Teachers also are learning to adapt. In Briarcliff, Todd Elementary art teacher Paul Villanueva no longer teaches art in the art classroom, which has been converted to a math class/teachers’ lounge.
NEW USE FOR GYM STAGE
Instead, he visits the students in their classrooms and does his curriculum planning and other work from a room at the back of the gym stage.
When Villanueva visited Jennifer Horowitz’s first grade class, he used Microsoft Teams to conduct the class both live and online, with a second group of students watching on a screen in the library.
Villanueva said there are certain projects he may not be able to do this year, such as sculpture, but there will be ample opportunities for his young artists to showcase their talents with drawing, painting, collage, and even digital arts.
“We want to focus on what we can create under current circumstances that will still be enjoyable and beautiful for the students,” he said.

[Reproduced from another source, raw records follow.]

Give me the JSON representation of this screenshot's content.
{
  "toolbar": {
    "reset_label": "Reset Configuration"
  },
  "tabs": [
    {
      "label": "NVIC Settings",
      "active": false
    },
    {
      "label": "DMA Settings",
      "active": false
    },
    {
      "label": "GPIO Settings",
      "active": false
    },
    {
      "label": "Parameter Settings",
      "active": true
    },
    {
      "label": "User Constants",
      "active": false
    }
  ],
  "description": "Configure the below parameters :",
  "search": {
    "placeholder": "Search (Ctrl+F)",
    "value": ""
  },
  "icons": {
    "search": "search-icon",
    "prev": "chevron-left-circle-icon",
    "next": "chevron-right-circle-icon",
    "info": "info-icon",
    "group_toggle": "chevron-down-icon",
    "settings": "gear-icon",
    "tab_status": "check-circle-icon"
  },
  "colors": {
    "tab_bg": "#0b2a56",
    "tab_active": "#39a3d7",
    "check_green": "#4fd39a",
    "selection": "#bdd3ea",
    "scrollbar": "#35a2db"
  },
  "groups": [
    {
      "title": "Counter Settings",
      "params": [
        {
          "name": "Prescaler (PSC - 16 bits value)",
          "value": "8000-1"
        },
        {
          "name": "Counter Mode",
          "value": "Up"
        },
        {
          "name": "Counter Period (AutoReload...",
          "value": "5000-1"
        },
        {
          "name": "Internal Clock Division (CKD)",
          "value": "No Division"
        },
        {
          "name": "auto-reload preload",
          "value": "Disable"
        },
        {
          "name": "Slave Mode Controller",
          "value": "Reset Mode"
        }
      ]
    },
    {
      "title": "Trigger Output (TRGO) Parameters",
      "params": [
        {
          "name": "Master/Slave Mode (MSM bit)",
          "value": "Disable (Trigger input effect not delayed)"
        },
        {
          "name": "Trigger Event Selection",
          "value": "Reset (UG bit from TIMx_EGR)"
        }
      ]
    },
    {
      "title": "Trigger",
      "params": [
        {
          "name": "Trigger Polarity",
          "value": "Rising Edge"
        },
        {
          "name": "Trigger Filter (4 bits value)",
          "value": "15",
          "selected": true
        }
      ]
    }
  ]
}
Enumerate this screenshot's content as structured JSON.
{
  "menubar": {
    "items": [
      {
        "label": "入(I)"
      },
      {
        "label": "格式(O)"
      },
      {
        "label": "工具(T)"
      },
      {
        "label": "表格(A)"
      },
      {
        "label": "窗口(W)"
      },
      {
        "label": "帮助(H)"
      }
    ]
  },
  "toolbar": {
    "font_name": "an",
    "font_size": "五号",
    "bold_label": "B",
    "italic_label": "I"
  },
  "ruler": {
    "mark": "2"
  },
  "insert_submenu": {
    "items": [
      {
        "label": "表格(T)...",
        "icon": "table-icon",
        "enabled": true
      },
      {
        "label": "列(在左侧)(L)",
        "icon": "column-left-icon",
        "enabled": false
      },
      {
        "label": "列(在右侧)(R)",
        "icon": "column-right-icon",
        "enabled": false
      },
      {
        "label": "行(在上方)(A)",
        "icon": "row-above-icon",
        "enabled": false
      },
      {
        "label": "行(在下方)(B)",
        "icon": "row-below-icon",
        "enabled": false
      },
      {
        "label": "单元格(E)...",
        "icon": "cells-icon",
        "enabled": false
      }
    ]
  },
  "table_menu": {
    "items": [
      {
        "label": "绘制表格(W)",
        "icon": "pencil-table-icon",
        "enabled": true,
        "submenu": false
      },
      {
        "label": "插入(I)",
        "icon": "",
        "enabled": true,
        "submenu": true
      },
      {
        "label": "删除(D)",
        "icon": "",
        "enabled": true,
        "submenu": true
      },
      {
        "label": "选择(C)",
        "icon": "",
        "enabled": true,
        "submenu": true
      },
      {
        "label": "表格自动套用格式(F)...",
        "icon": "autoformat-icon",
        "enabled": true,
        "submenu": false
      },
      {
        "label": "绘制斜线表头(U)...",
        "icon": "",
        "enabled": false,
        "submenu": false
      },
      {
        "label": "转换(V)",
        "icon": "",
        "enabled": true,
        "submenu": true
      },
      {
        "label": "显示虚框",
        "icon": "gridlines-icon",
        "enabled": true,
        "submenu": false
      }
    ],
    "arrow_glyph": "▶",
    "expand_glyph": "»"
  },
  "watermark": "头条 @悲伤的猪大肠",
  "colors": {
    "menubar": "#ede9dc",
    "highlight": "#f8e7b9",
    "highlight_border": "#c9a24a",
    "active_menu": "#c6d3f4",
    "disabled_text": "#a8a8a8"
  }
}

In class, the students did some stretching, spoke about what they like about art, played a short game, and designed an art folder to serve as a portfolio for this semester.
Villanueva interacted with both the students in the live class in the room, as well as with those who were at the library, watching on the screen.
Students in both classes participated equally, with the art teacher demonstrating how to complete the project to both groups of students as they worked.